To check that it is an isomorphism, it is enough to show that it is bijective, or equivalently to construct the (set-theoretic) inverse. This must send $m\in eM$ to $\phi\colon re\mapsto rem=rm$, so it remains to prove that this $\phi$ is indeed an $R$-module homomorphism. This is then clear: we have $\phi(re+se)=rem+sem=\phi(re)+\phi(se)$ and $\phi(rse)=rsem=r\phi(se)$.
Thus we have an isomorphism of additive groups $\mathrm{Hom}_R(Re,M)\xrightarrow\sim eM$.
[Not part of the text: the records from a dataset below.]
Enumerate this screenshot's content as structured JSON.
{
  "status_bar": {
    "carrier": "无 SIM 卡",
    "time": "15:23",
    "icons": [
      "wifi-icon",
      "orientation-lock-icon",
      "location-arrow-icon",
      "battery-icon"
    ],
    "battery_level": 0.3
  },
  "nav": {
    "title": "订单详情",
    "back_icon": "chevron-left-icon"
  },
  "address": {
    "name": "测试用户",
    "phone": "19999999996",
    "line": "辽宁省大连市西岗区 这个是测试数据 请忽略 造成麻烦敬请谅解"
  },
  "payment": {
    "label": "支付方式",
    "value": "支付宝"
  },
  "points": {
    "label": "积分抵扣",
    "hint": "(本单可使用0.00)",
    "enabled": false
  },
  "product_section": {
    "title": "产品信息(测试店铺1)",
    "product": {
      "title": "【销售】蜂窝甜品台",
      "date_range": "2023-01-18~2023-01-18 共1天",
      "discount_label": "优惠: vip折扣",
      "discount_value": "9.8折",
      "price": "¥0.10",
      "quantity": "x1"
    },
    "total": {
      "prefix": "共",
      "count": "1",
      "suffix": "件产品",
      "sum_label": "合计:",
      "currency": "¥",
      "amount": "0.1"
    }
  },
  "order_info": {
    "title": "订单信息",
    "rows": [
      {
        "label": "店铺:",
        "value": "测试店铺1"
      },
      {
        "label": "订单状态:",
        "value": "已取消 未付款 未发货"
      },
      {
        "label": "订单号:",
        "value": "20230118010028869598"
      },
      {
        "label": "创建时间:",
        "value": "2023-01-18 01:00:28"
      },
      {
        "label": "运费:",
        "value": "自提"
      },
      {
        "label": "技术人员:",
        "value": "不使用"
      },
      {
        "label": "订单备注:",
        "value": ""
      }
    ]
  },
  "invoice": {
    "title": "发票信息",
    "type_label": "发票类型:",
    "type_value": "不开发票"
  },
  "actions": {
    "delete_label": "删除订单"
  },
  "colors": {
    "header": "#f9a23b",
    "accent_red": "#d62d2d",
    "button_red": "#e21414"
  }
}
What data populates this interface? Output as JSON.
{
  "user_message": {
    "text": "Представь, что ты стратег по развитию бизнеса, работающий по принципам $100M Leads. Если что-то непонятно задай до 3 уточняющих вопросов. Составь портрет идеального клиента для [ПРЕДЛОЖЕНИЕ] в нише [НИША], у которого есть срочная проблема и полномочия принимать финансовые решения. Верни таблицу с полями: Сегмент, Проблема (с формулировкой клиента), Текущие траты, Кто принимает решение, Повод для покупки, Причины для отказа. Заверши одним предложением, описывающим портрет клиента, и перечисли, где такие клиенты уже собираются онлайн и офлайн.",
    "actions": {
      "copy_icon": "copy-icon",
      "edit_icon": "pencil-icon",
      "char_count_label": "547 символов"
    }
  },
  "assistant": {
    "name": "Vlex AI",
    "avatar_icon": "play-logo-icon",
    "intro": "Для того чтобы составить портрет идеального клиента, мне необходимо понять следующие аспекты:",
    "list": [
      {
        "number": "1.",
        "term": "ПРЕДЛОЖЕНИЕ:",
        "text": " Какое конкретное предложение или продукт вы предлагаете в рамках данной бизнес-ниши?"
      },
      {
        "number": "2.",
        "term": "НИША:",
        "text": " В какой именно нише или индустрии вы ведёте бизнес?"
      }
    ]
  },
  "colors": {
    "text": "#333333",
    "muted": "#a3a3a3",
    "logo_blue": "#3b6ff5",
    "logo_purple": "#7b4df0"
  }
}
What about for general $a\in R$? We are actually using two ideas in the above proof. Firstly, we have a surjective $R$-module homomorphism $R\to Ra$, $r\mapsto ra$, and so composition yields a (necessarily injective) map $$\mathrm{Hom}_R(Ra,M)\rightarrowtail\mathrm{Hom}_R(R,M)\cong M, \quad \phi\mapsto\phi(a).$$ Conversely, we have the inclusion $Ra\leq R$, and composition yields the (in general neither injective nor surjective) map $$ M\cong \mathrm{Hom}_R(R,M) \to \mathrm{Hom}_R(Ra,M), \quad m \mapsto (\phi\colon ra\mapsto ram). $$ For an idempotent $a=e$, these maps actually compose to give the identity on $\mathrm{Hom}_R(Re,M)$, and we can compute the image as being $eM$. This comes from the fact that we have a direct sum decomposition $R=Re\oplus R(1-e)$. For general $a$ this all breaks down.